Data types in Db2 Big SQL

The smallest unit of data that can be manipulated in SQL is called a value. Values are interpreted according to the data type of their source.

Db2 Big SQL uses HCatalog (and thus the Hive Metastore) as its underlying data representation and access method. Therefore, there are several important distinctions about Db2 Big SQL data types that must be understood.
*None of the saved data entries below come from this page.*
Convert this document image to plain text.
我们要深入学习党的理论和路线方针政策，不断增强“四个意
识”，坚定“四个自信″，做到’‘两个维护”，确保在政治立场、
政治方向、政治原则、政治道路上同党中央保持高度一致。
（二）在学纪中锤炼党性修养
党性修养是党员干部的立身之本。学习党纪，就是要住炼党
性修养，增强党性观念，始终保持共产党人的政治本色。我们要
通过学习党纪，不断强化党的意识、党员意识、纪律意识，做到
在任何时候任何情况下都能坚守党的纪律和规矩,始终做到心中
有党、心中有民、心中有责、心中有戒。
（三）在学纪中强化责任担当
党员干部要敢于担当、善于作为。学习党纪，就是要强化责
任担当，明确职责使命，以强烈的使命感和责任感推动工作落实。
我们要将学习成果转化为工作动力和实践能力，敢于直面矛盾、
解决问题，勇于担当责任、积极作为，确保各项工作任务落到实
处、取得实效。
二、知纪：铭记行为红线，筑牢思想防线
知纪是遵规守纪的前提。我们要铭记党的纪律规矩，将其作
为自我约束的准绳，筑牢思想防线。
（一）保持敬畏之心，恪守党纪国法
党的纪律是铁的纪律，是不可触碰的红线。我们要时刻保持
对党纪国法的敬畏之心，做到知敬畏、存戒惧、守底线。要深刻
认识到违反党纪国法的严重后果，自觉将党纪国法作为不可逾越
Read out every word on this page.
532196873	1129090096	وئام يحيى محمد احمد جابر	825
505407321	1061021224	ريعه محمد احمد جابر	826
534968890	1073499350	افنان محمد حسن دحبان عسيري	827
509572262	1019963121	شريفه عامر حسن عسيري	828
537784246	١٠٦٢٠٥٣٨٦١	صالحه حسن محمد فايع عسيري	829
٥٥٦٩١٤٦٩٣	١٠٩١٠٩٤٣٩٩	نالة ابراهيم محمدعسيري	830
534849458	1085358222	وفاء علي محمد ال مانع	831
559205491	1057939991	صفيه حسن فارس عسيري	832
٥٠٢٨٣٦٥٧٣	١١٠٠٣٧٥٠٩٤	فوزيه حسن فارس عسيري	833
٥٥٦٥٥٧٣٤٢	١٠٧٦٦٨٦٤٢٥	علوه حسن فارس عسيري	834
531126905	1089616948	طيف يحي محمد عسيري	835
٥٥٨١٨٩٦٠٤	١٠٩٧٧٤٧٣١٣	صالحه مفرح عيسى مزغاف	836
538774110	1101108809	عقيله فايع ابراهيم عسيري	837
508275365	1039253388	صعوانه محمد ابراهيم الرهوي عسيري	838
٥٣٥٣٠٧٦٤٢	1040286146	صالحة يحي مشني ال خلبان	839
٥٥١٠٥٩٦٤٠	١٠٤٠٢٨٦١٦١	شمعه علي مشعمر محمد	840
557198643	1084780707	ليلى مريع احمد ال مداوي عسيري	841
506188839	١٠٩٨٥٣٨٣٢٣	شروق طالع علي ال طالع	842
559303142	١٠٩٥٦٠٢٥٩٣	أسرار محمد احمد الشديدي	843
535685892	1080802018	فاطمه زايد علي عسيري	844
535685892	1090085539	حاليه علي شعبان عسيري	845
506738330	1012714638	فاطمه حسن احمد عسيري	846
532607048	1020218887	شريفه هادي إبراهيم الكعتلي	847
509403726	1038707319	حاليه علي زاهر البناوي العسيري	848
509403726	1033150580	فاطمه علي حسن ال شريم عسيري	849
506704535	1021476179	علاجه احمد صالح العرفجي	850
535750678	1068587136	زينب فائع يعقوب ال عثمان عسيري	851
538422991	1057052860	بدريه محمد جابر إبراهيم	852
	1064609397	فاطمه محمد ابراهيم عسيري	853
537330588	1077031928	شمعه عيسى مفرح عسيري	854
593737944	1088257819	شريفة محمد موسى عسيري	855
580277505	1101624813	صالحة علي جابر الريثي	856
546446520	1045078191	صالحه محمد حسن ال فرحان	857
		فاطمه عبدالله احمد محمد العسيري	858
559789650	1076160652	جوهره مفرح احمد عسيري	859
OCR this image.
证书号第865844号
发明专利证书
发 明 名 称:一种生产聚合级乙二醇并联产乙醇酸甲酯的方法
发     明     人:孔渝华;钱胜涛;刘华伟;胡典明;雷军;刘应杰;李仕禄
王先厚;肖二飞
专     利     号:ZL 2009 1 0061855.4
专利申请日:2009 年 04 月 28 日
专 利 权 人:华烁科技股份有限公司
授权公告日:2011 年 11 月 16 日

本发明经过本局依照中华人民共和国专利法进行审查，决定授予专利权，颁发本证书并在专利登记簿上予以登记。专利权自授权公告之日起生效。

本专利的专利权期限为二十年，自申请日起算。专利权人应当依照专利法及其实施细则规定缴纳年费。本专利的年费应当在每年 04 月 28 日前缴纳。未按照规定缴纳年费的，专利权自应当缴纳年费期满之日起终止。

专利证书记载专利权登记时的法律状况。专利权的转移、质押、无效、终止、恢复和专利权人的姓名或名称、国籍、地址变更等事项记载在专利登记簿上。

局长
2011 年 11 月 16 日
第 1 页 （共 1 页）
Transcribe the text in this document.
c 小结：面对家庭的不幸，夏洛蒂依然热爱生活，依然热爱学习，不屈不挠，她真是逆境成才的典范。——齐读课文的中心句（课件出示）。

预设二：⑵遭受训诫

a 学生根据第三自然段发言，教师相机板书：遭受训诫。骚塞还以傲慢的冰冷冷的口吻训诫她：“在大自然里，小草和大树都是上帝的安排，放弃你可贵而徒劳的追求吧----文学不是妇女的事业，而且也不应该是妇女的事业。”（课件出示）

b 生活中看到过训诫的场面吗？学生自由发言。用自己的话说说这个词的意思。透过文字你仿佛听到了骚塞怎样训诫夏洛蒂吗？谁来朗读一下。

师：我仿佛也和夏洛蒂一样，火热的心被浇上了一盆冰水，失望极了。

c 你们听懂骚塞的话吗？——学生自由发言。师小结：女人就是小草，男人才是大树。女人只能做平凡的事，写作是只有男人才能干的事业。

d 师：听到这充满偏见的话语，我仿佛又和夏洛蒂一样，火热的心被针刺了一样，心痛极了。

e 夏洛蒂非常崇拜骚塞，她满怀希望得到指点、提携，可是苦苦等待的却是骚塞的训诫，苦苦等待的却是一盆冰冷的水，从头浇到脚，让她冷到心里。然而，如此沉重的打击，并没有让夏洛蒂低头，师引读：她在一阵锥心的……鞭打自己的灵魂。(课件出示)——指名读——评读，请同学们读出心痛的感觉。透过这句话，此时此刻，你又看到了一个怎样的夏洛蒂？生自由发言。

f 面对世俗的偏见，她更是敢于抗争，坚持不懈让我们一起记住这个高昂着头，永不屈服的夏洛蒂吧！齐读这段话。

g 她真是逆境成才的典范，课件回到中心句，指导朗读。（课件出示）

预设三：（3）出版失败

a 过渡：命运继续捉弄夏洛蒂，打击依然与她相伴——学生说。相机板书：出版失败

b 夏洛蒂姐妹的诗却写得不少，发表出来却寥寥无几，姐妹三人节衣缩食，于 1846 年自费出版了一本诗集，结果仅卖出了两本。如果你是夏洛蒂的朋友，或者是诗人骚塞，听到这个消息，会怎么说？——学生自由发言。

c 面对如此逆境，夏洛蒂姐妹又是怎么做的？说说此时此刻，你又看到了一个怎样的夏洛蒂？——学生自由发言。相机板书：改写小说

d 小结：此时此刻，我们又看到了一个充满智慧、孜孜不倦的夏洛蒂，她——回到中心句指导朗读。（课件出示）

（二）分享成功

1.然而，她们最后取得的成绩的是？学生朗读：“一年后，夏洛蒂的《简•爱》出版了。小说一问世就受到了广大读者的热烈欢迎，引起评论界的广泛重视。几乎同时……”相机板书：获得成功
  • Some data types that are provided by Db2 Big SQL are data types that are not available in Hive. However, when physically stored or retrieved from the underlying data source, these types are always represented as a data type that Hive does understand. These data types are referred to as extended data types.
  • The underlying storage format for the data dictates the final encoding for a value. For example, an integer that is stored in a delimited text file can require a varying number of bytes to represent. The size of a type (in bytes) in this document is intended to help to describe the range of values that the type can represent. The size of a type does not necessarily represent the amount of storage that is required to store the value.
  • In some cases, data types that Hive represents are not yet fully supported by Db2 Big SQL. Some of these types result in an error when you try to access a column of that type. In other cases, the Hive type is mapped to the nearest Db2 Big SQL data type. For example, the Hive TINYINT data type is supported. However, it is promoted to a SMALLINT upon retrieval from Hive and treated as a SMALLINT throughout the SQL statement that accesses the column.

For data type and file format performance considerations see Recommended file formats for data types.